Tuesday, February 09, 2016

"Disappointed" is the weasel's weasel word

When FT columnist Lucy Kellaway was less than respectful about some airy fairy remarks made by Hewlett Packard boss Meg Whitman at Davos, a wise head of marketing and communications would have told his boss to just suck it up as the price you pay for speaking in public.

Instead he did the single most disastrous thing you can do, which is pen a formal letter saying how "disappointed" the company was with Kellaway's column. Of all the weasel words in the contemporary lexicon of passive-aggressiveness, where the objective is always to cast yourself in the role of the victim, "disappointed" is the one I loathe the most.

And now the story is about him, which is never a good look. He's now made his boss look like somebody who can't fight her own battles. He looks like somebody who runs round trying to anticipate her wishes by kicking the nearest arse available. And he's made this publicly-quoted company look as if they make marketing and advertising decisions based on what side of bed they happen to have got out in the morning.

Nice "communications" work.


  1. Sadly for Mr HP he chose the one newspaper least dependent on advertising - certain other dailies would have sacked Ms Kellaway snd published a front page apology.

  2. Lucy Kellaway's podcast is one of the most entertaining and insightful podcasts you can listen to (apart, of course, from The Word podcasts!)even if you don't understand most of what is written in the FT!
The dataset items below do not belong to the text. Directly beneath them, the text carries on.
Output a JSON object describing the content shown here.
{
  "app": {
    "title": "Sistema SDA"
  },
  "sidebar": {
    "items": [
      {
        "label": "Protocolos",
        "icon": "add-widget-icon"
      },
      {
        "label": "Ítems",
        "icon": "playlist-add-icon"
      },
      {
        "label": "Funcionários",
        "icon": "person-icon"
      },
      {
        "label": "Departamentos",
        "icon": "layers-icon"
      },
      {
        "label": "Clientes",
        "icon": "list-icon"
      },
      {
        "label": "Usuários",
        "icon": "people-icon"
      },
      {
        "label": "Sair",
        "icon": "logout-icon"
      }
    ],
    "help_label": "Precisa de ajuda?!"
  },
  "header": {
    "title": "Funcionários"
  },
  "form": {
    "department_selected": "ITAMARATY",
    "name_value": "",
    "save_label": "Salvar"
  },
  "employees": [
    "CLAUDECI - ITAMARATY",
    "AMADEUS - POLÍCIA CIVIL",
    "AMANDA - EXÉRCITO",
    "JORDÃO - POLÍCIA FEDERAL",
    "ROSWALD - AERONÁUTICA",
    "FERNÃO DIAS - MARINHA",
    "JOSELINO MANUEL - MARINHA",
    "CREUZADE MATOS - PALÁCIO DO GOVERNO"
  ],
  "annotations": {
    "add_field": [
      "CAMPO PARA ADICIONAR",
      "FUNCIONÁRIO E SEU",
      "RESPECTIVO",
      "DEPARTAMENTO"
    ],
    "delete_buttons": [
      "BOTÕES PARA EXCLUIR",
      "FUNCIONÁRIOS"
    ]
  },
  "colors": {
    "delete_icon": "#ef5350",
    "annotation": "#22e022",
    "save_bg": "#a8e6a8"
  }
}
    Their reaction is typical of most badly run Corporations and a classic case of shooting the messenger. Except they can't even do that properly! Hopefully Meg Whitman will deal a strip off him for being so inept.
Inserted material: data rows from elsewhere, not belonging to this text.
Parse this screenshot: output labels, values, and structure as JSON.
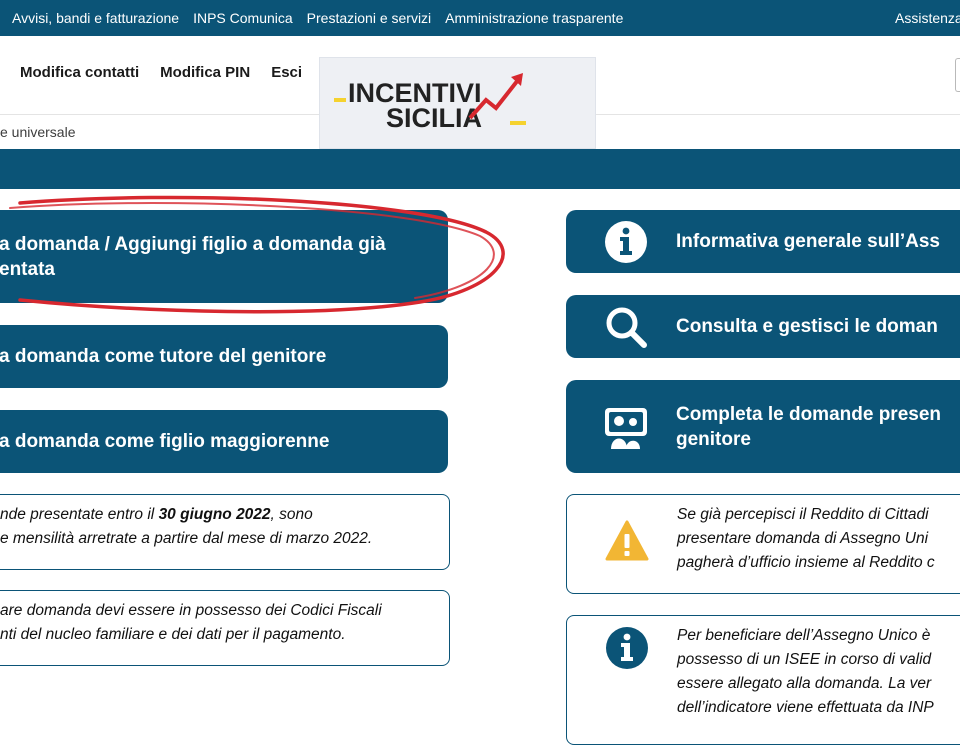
{
  "topbar": {
    "nav": [
      "Avvisi, bandi e fatturazione",
      "INPS Comunica",
      "Prestazioni e servizi",
      "Amministrazione trasparente"
    ],
    "assistance": "Assistenza"
  },
  "user_menu": {
    "edit_contacts": "Modifica contatti",
    "edit_pin": "Modifica PIN",
    "logout": "Esci"
  },
  "logo": {
    "line1": "INCENTIVI",
    "line2": "SICILIA"
  },
  "breadcrumb": {
    "current": "e universale"
  },
  "actions_left": [
    {
      "line1": "a domanda / Aggiungi figlio a domanda già",
      "line2": "entata"
    },
    {
      "line1": "a domanda come tutore del genitore"
    },
    {
      "line1": "a domanda come figlio maggiorenne"
    }
  ],
  "actions_right": [
    {
      "line1": "Informativa generale sull’Ass",
      "icon": "info-icon"
    },
    {
      "line1": "Consulta e gestisci le doman",
      "icon": "search-icon"
    },
    {
      "line1": "Completa le domande presen",
      "line2": "genitore",
      "icon": "parent-child-icon"
    }
  ],
  "notes_left": [
    {
      "line1_pre": "nde presentate entro il ",
      "line1_bold": "30 giugno 2022",
      "line1_post": ", sono",
      "line2": "e mensilità arretrate a partire dal mese di marzo 2022."
    },
    {
      "line1": "are domanda devi essere in possesso dei Codici Fiscali",
      "line2": "nti del nucleo familiare e dei dati per il pagamento."
    }
  ],
  "notes_right": [
    {
      "line1": "Se già percepisci il Reddito di Cittadi",
      "line2": "presentare domanda di Assegno Uni",
      "line3": "pagherà d’ufficio insieme al Reddito c",
      "icon": "warning-icon"
    },
    {
      "line1": "Per beneficiare dell’Assegno Unico è",
      "line2": "possesso di un ISEE in corso di valid",
      "line3": "essere allegato alla domanda. La ver",
      "line4": "dell’indicatore viene effettuata da INP",
      "icon": "info-icon"
    }
  ],
  "colors": {
    "primary": "#0b5477",
    "warning": "#f2b634",
    "annotation": "#d7282f"
  }
}
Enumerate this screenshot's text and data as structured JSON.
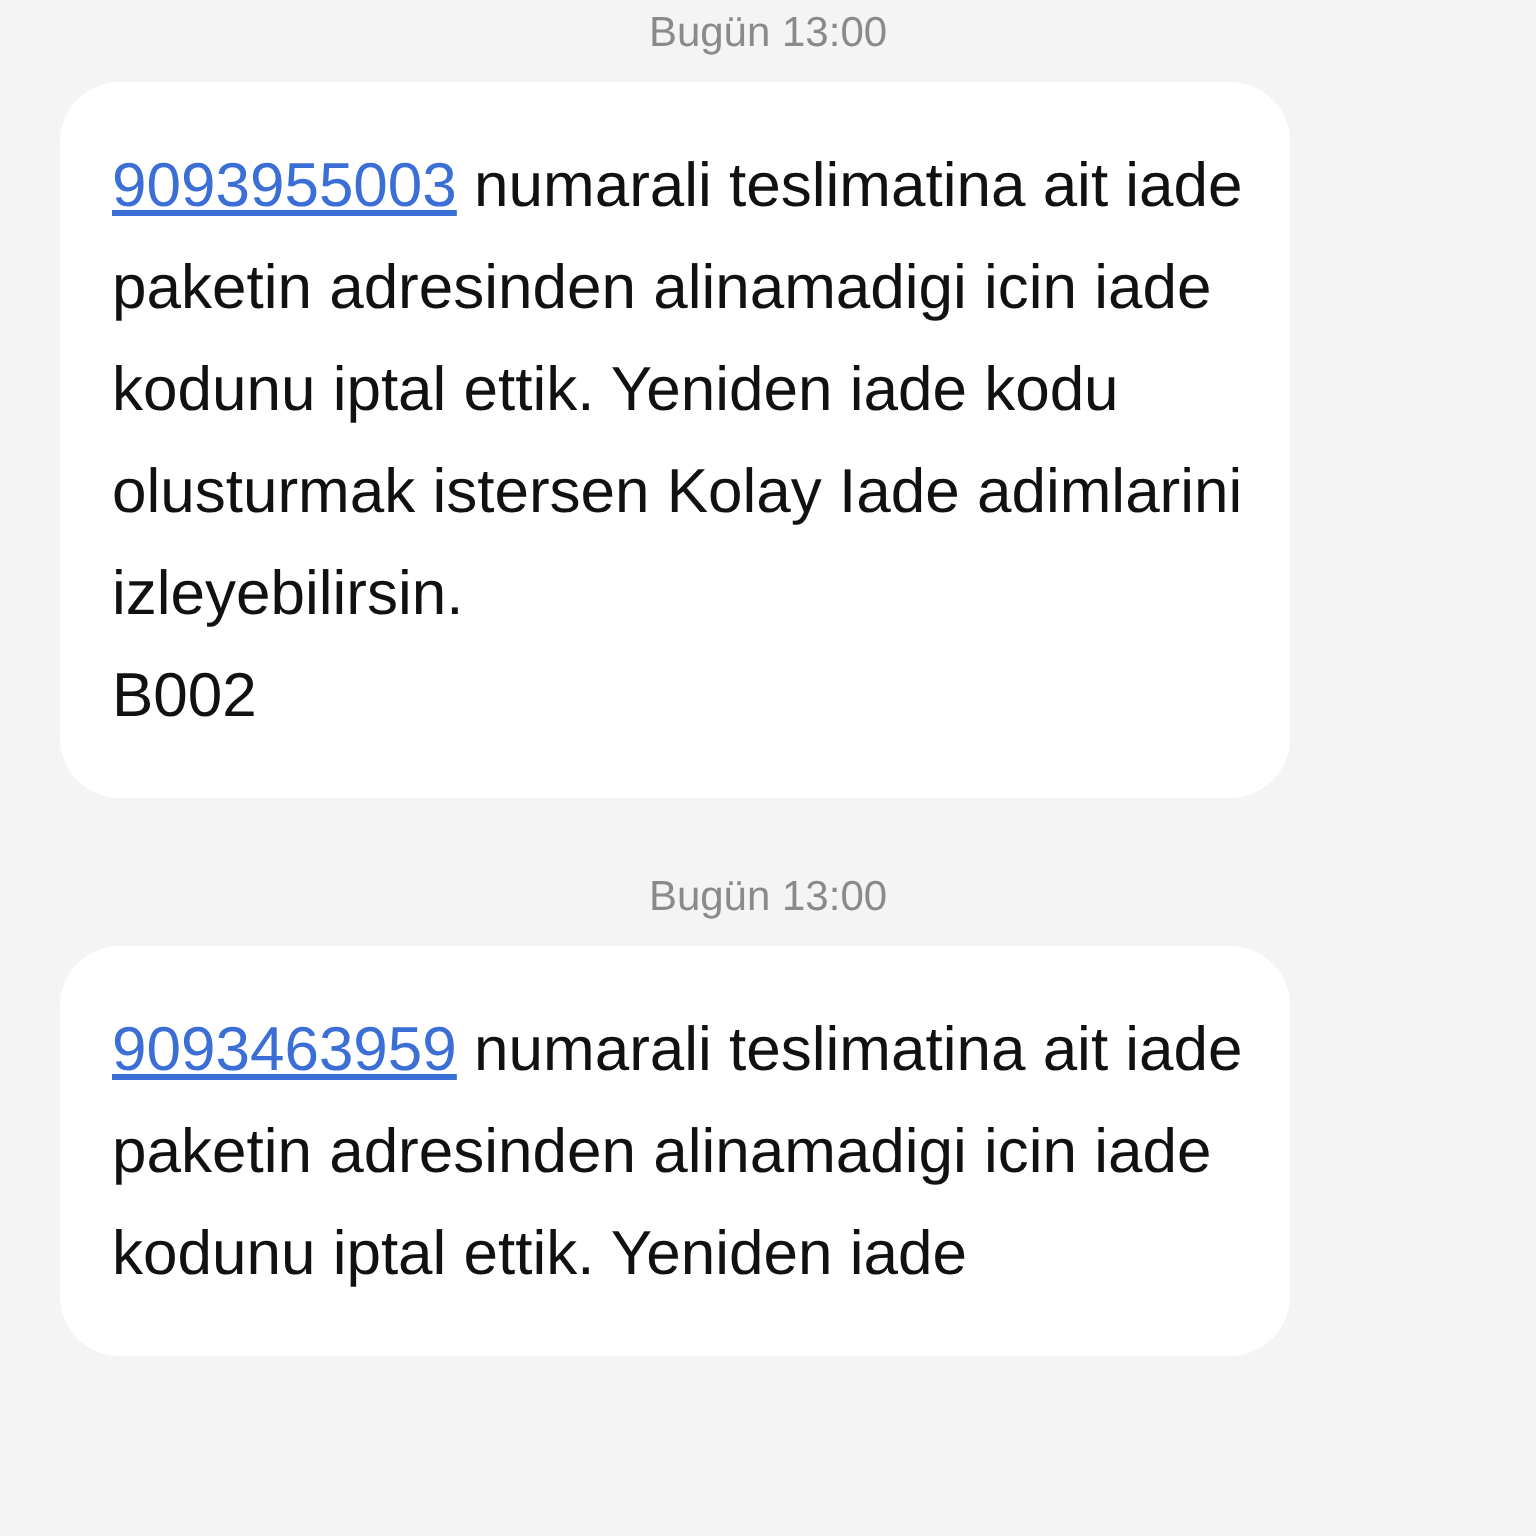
{
  "messages": [
    {
      "timestamp": "Bugün 13:00",
      "number": "9093955003",
      "text": "numarali teslimatina ait iade paketin adresinden alinamadigi icin iade kodunu iptal ettik. Yeniden iade kodu olusturmak istersen Kolay Iade adimlarini izleyebilirsin.\nB002"
    },
    {
      "timestamp": "Bugün 13:00",
      "number": "9093463959",
      "text": "numarali teslimatina ait iade paketin adresinden alinamadigi icin iade kodunu iptal ettik. Yeniden iade"
    }
  ]
}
  3. The letter wot he wrote sounds to me like a standard finger-wagging form letter. Something he composed at leisure with the standard corporate bullshit reference handbook to hand and open at every page. He may well have consulted his staff whilst working on it. It smacks of committee.
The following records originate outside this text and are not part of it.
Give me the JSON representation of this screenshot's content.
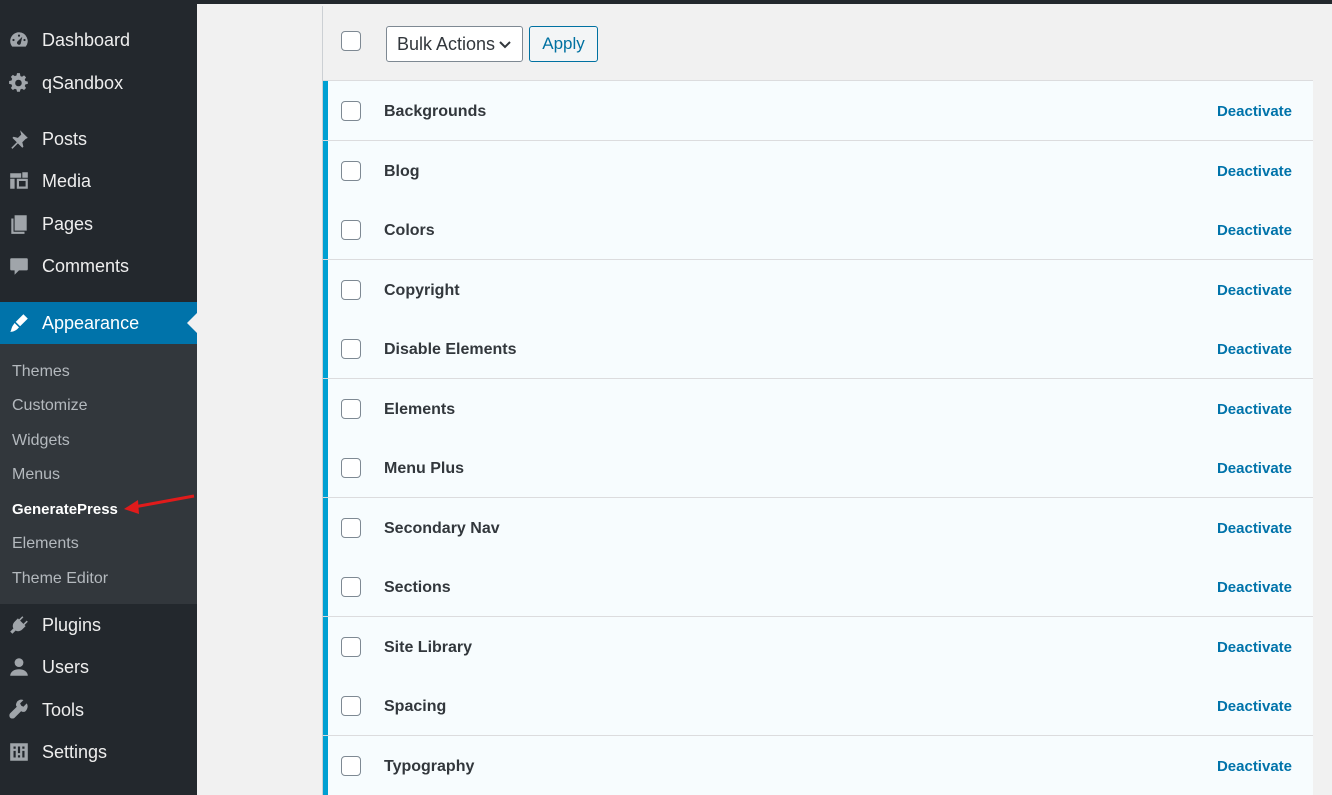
{
  "sidebar": {
    "menu": [
      {
        "label": "Dashboard",
        "icon": "dashboard-icon"
      },
      {
        "label": "qSandbox",
        "icon": "gear-icon"
      },
      {
        "label": "Posts",
        "icon": "pin-icon"
      },
      {
        "label": "Media",
        "icon": "media-icon"
      },
      {
        "label": "Pages",
        "icon": "pages-icon"
      },
      {
        "label": "Comments",
        "icon": "comment-icon"
      },
      {
        "label": "Appearance",
        "icon": "brush-icon"
      },
      {
        "label": "Plugins",
        "icon": "plugin-icon"
      },
      {
        "label": "Users",
        "icon": "user-icon"
      },
      {
        "label": "Tools",
        "icon": "wrench-icon"
      },
      {
        "label": "Settings",
        "icon": "settings-icon"
      }
    ],
    "submenu": [
      {
        "label": "Themes"
      },
      {
        "label": "Customize"
      },
      {
        "label": "Widgets"
      },
      {
        "label": "Menus"
      },
      {
        "label": "GeneratePress"
      },
      {
        "label": "Elements"
      },
      {
        "label": "Theme Editor"
      }
    ]
  },
  "toolbar": {
    "bulk_actions": "Bulk Actions",
    "apply": "Apply"
  },
  "modules": [
    {
      "name": "Backgrounds",
      "action": "Deactivate"
    },
    {
      "name": "Blog",
      "action": "Deactivate"
    },
    {
      "name": "Colors",
      "action": "Deactivate"
    },
    {
      "name": "Copyright",
      "action": "Deactivate"
    },
    {
      "name": "Disable Elements",
      "action": "Deactivate"
    },
    {
      "name": "Elements",
      "action": "Deactivate"
    },
    {
      "name": "Menu Plus",
      "action": "Deactivate"
    },
    {
      "name": "Secondary Nav",
      "action": "Deactivate"
    },
    {
      "name": "Sections",
      "action": "Deactivate"
    },
    {
      "name": "Site Library",
      "action": "Deactivate"
    },
    {
      "name": "Spacing",
      "action": "Deactivate"
    },
    {
      "name": "Typography",
      "action": "Deactivate"
    }
  ],
  "colors": {
    "sidebar_bg": "#23282d",
    "active_bg": "#0073aa",
    "link": "#0073aa",
    "row_accent": "#00a0d2",
    "annotation_arrow": "#e01b1b"
  }
}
    Inserting the names of the "participants" is supposed to lend authority and make it seem a unique letter.

    Whatever, it's something he knew would be just the thing to launch at any upstart who dared not to fawn at the mere mention of the company. The threat of advertising removal was icing on the thing.

    Nul Point.

  4. One of the comments on the FT article picked up on the word disappointed as well. It said "I have noticed the way that everybody now seems to use the word "disappointed" precisely in the passive aggressive manner you point out. People using the word in this fashion really need to take a good, hard look at themselves and realise that they do not sound like Don Corleone from the Godfather, they sound like David Brent's tedious boss from the office."